SNP heritability Enrichment analysis on cattle traits

By integrating 404 pre- and 234 post-weaning lncRNAs with large-scale GWAS data in Holstein cattle [32, 33], we revealed an interesting relationship between rumen lncRNA and cattle complex traits of economic importance. Using a method for partitioning SNP heritability named MPH (https://github.com/jiang18/mph), we quantified SNP heritability enrichment as the ratio of per-SNP heritability near the lncRNAs to the genome-wide one. P-value was also computed by comparing the enrichment level to 1 using a Wald test. Finally, our enrichment analysis used 7,988 and 4,856 variants within the lncRNA identified for pre-weaning and post-weaning conditions, respectively.

As a result, we found a significant enrichment of per-SNP heritability near the lncRNAs under pre and post weaning conditions across cattle production, reproduction, health, and body conformation traits (Table 2). Overall, post-weaning lncRNAs showed slightly more significant enrichment with cattle traits than pre-weaning lncRNAs, indicating a more important function of the rumen lncRNAs after weaning for cow performance in the adult stage. Stature was highly significantly associated with lncRNAs in both pre- (11.67x; P = 5.7E-6) and post-weaning (25.01x; P = 1.1E-9) conditions, reflecting the important functions of rumen lncRNAs under both pre and post weaning conditions related to the overall tissue development and growth. Livability was associated with lncRNAs under both weaning conditions (11.34x; P = 0.01 for pre and 15.1x; P = 0.01 for post, respectively), suggesting that rumen development may have a functional role in the regulation of immunity and disease resistance. Milk’s SNP heritability was only significantly enriched in post-weaning lncRNAs (5.38x; P = 0.04). And daughter pregnancy rate (DPR) was only significantly enriched with post-weaning lncRNAs (14.9; P = 6.4E-4).

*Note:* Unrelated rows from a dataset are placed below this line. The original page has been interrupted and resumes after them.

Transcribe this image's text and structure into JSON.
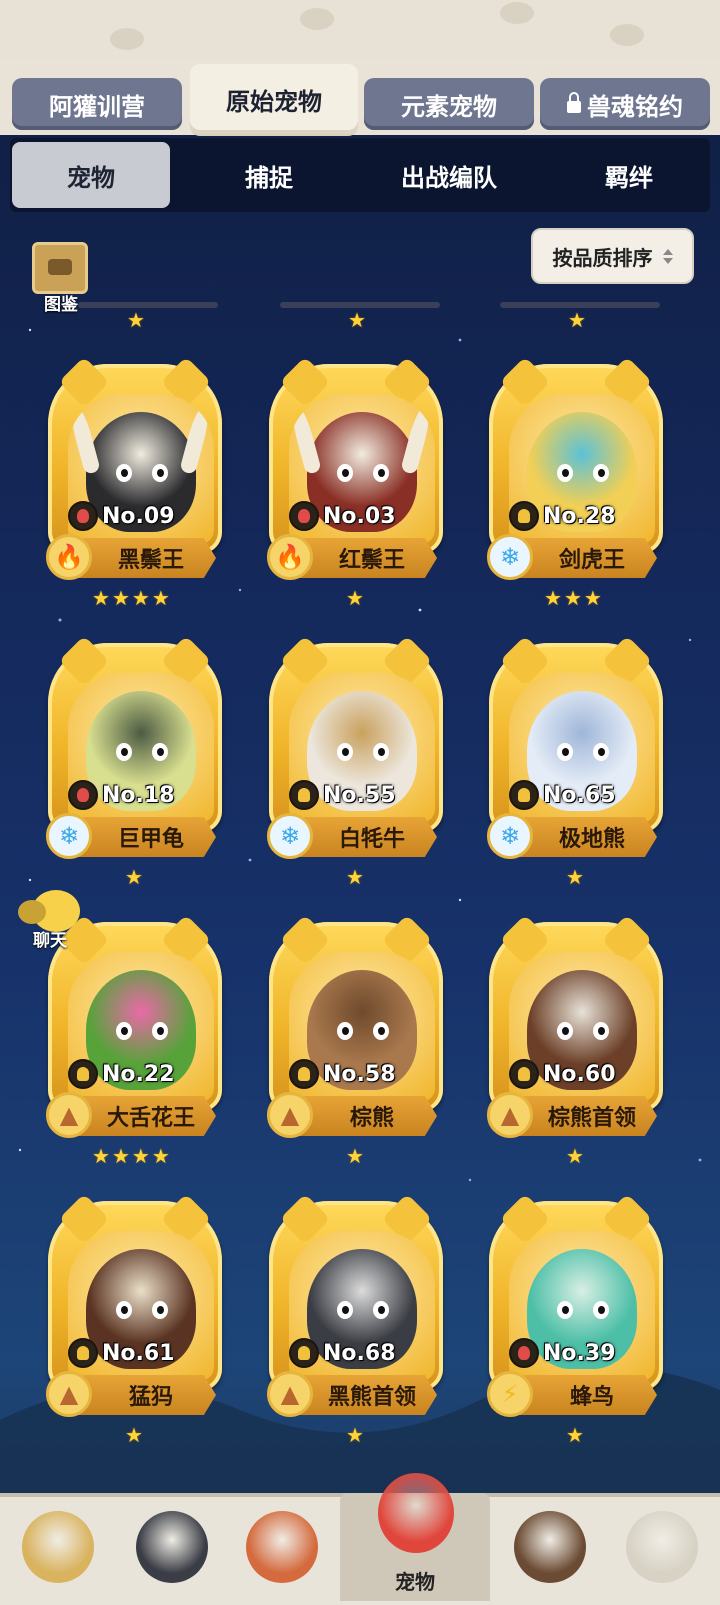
{
  "top_tabs": [
    {
      "label": "阿獾训营",
      "locked": false
    },
    {
      "label": "原始宠物",
      "locked": false,
      "active": true
    },
    {
      "label": "元素宠物",
      "locked": false
    },
    {
      "label": "兽魂铭约",
      "locked": true
    }
  ],
  "sub_tabs": [
    {
      "label": "宠物",
      "active": true
    },
    {
      "label": "捕捉"
    },
    {
      "label": "出战编队"
    },
    {
      "label": "羁绊"
    }
  ],
  "codex": {
    "label": "图鉴"
  },
  "sort": {
    "label": "按品质排序"
  },
  "chat": {
    "label": "聊天"
  },
  "top_stars": [
    1,
    1,
    1
  ],
  "pets": [
    {
      "no": "No.09",
      "name": "黑鬃王",
      "element": "fire",
      "stars": 4,
      "type": "meat",
      "body": "#2b2b2e",
      "accent": "#f1ece0"
    },
    {
      "no": "No.03",
      "name": "红鬃王",
      "element": "fire",
      "stars": 1,
      "type": "meat",
      "body": "#8a2f25",
      "accent": "#f1ece0"
    },
    {
      "no": "No.28",
      "name": "剑虎王",
      "element": "ice",
      "stars": 3,
      "type": "person",
      "body": "#f2cf55",
      "accent": "#5bc2d6"
    },
    {
      "no": "No.18",
      "name": "巨甲龟",
      "element": "ice",
      "stars": 1,
      "type": "meat",
      "body": "#d8df8f",
      "accent": "#4d5b44"
    },
    {
      "no": "No.55",
      "name": "白牦牛",
      "element": "ice",
      "stars": 1,
      "type": "person",
      "body": "#ece6dc",
      "accent": "#c9a15d"
    },
    {
      "no": "No.65",
      "name": "极地熊",
      "element": "ice",
      "stars": 1,
      "type": "person",
      "body": "#e4ecf7",
      "accent": "#9fb6d8"
    },
    {
      "no": "No.22",
      "name": "大舌花王",
      "element": "earth",
      "stars": 4,
      "type": "person",
      "body": "#58a23a",
      "accent": "#e96aa8"
    },
    {
      "no": "No.58",
      "name": "棕熊",
      "element": "earth",
      "stars": 1,
      "type": "person",
      "body": "#a9784d",
      "accent": "#6e4a2c"
    },
    {
      "no": "No.60",
      "name": "棕熊首领",
      "element": "earth",
      "stars": 1,
      "type": "person",
      "body": "#6c4028",
      "accent": "#e8e2d8"
    },
    {
      "no": "No.61",
      "name": "猛犸",
      "element": "earth",
      "stars": 1,
      "type": "person",
      "body": "#5a3322",
      "accent": "#eadfc8"
    },
    {
      "no": "No.68",
      "name": "黑熊首领",
      "element": "earth",
      "stars": 1,
      "type": "person",
      "body": "#3b3d44",
      "accent": "#dcdcdc"
    },
    {
      "no": "No.39",
      "name": "蜂鸟",
      "element": "bolt",
      "stars": 1,
      "type": "meat",
      "body": "#4dbfa7",
      "accent": "#d8efe4"
    }
  ],
  "bottom_nav": [
    {
      "label": "",
      "avatar": "#d9b35e"
    },
    {
      "label": "",
      "avatar": "#3a3d45"
    },
    {
      "label": "",
      "avatar": "#d46a3d"
    },
    {
      "label": "宠物",
      "avatar": "#e1463c",
      "active": true
    },
    {
      "label": "",
      "avatar": "#6b4b33"
    },
    {
      "label": "",
      "avatar": "#d7d2c3"
    }
  ],
  "colors": {
    "star": "#ffd33a",
    "frame_gold": "#f0b52a",
    "bg_top": "#0f1d3f",
    "bg_bottom": "#1d4578"
  }
}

Table 2 Enrichment of rumen lncRNA in cattle GWAS results. Traits analyzed for SNP heritability enrichment included cattle production (milk), reproduction (daughter pregnancy rate, DPR), health (livability), and body conformation (stature). Enrichment was analyzed in both pre and post weaning tissue conditions

Discussion

In this study, Illumina high throughput RNA-seq data were used to detect and analyze lncRNA in cattle rumen tissue before and after calf weaning. This was done to both identify rumen lncRNA and to find transcripts that are differentially expressed as the rumen develops from immature to mature. RNA-seq data were aligned to a robust reference genome and then progressively filtered by criteria such as coding potential, intergenic support, and size, resulting in a list of 629 lncRNA transcripts. Candidate transcripts averaged a shorter length, less exons per transcript, lower expression, and lower conservation scores when compared to whole genomic transcripts. This represents 404 transcripts in the pre-weaning profile, 234 transcripts in the post-weaning profile, and 9 transcripts common to both profiles. Interestingly, the 9 common transcripts are expressed at similar levels, indicating they likely play a basal role in rumen tissue that is independent of rumen tissue development.

This study confirms that there are lncRNA transcripts expressed in rumen tissue, and furthermore that transcripts are expressed differently as weaning progresses. Identification of hundreds of transcripts unique to before and after weaning conditions suggests the expression of these transcripts is related to the maturation of the animal, likely being tied to the weaning process. Overall, the variability in identified lncRNA transcripts indicates they likely play a role in the biological changes that occur as the calf’s digestive system develops. This also supports theories that although these transcripts are not made directly into gene product, they are essential for the growth and development of organisms. Enrichment analysis demonstrated that, although isolated from rumen tissue, these lncRNA transcripts likely influence traits outside of those associated with digestion/weaning, as several of the transcripts show significant enrichment based on genome wide association studies. A subset of the unique transcripts to each tissue condition showing enrichment in complex traits could mean many things, however, it is evidence that these transcripts are involved in the development of other characteristics as the calf is weaned. This could demonstrate that several transcripts may have broad applications in calf development and later performance overall.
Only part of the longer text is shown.